Reproduction de l'interview de
l'évêque Gourvès, dans Armor-Magazine de décembre 2003, avec fac-similé
de l'article.
Un évêque s’engage pour notre culture
Mgr François-Mathurin Gourvès, Breton de l’année
Pour des raisons que nous avons déjà
expliquées, nous avons décidé il y a deux ans de suspendre l’élection du
Breton de l’année.

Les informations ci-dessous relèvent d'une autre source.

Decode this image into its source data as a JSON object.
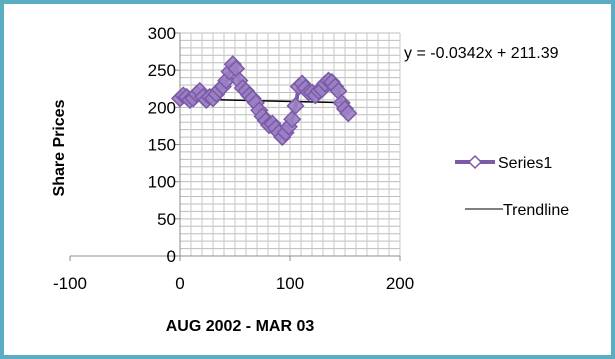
{
  "chart_data": {
    "type": "scatter",
    "title": "",
    "xlabel": "AUG 2002 - MAR 03",
    "ylabel": "Share Prices",
    "xlim": [
      -100,
      200
    ],
    "ylim": [
      0,
      300
    ],
    "x_ticks": [
      -100,
      0,
      100,
      200
    ],
    "y_ticks": [
      0,
      50,
      100,
      150,
      200,
      250,
      300
    ],
    "y_minor_step": 10,
    "x_minor_step": 10,
    "grid": true,
    "legend_position": "right",
    "series": [
      {
        "name": "Series1",
        "color": "#7b5aa6",
        "marker": "diamond",
        "x": [
          0,
          3,
          6,
          9,
          12,
          15,
          18,
          21,
          24,
          27,
          30,
          33,
          36,
          39,
          42,
          45,
          48,
          51,
          54,
          57,
          60,
          63,
          66,
          69,
          72,
          75,
          78,
          81,
          84,
          87,
          90,
          93,
          96,
          99,
          102,
          105,
          108,
          111,
          114,
          117,
          120,
          123,
          126,
          129,
          132,
          135,
          138,
          141,
          144,
          147,
          150,
          153
        ],
        "y": [
          212,
          216,
          214,
          210,
          212,
          218,
          222,
          214,
          210,
          214,
          212,
          218,
          224,
          228,
          236,
          248,
          258,
          252,
          236,
          226,
          222,
          216,
          212,
          206,
          196,
          188,
          182,
          176,
          178,
          172,
          166,
          160,
          166,
          174,
          184,
          202,
          228,
          232,
          226,
          220,
          220,
          216,
          222,
          224,
          232,
          236,
          234,
          228,
          222,
          206,
          198,
          192
        ]
      }
    ],
    "trendline": {
      "name": "Trendline",
      "equation": "y = -0.0342x + 211.39",
      "slope": -0.0342,
      "intercept": 211.39,
      "x_range": [
        0,
        153
      ],
      "color": "#000000"
    }
  }
}
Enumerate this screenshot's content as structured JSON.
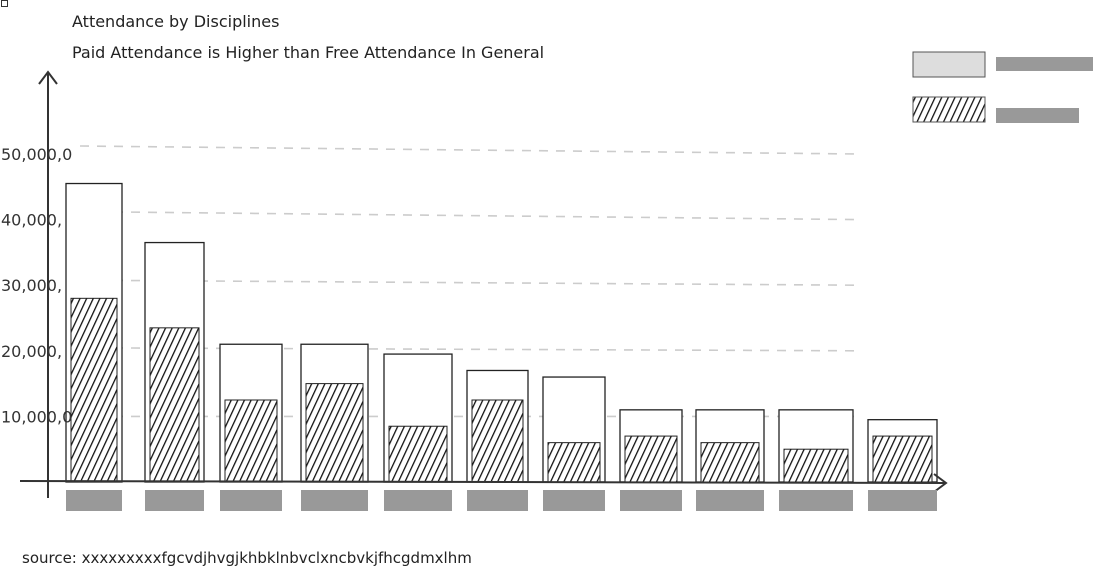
{
  "chart_data": {
    "type": "bar",
    "title": "Attendance by Disciplines",
    "subtitle": "Paid Attendance is Higher than Free Attendance In General",
    "source": "source: xxxxxxxxxfgcvdjhvgjkhbklnbvclxncbvkjfhcgdmxlhm",
    "y_tick_labels": [
      "10,000,0",
      "20,000,",
      "30,000,",
      "40,000,",
      "50,000,0"
    ],
    "y_tick_values": [
      10000,
      20000,
      30000,
      40000,
      50000
    ],
    "ylim": [
      0,
      60000
    ],
    "grid": true,
    "legend_position": "top-right",
    "categories": [
      "",
      "",
      "",
      "",
      "",
      "",
      "",
      "",
      "",
      "",
      ""
    ],
    "series": [
      {
        "values": [
          45500,
          36500,
          21000,
          21000,
          19500,
          17000,
          16000,
          11000,
          11000,
          11000,
          9500
        ]
      },
      {
        "values": [
          28000,
          23500,
          12500,
          15000,
          8500,
          12500,
          6000,
          7000,
          6000,
          5000,
          7000
        ]
      }
    ],
    "colors": {
      "total_fill": "#ffffff",
      "placeholder": "#999999",
      "grid": "#cccccc",
      "legend_swatch": "#dddddd"
    }
  }
}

Réuni il y a quelques mois, le comité éditorial
d’armor magazine a souhaité que, malgré tout, un coup de chapeau soit
donné à une personnalité pour ses actions en faveur de la Bretagne.
Celte désignation prend un autre aspect : elle émane directement du
Comité éditorial et ne fait l’objet d’aucune présentation officielle.
C’est dans ce contexte que, pour 2003, Mgr Gourvès, évêque de Vannes, a
été choisi par la majorité des membres du jury qui ont été séduits par
la lettre pastorale qu’il a consacrée dernièrement au “renouveau de la
culture bretonne : un défi pour l’Église“. Breton de souche et d’esprit,
le prélat espère bien que la langue et la culture bretonnes conserveront
leur place dans le contexte de la mondialisation en cours.
La respiration de l’homme
a.m. — Avez-vous toujours été
sensible à la culture bretonne ou l’avez-vous découverte en chemin ?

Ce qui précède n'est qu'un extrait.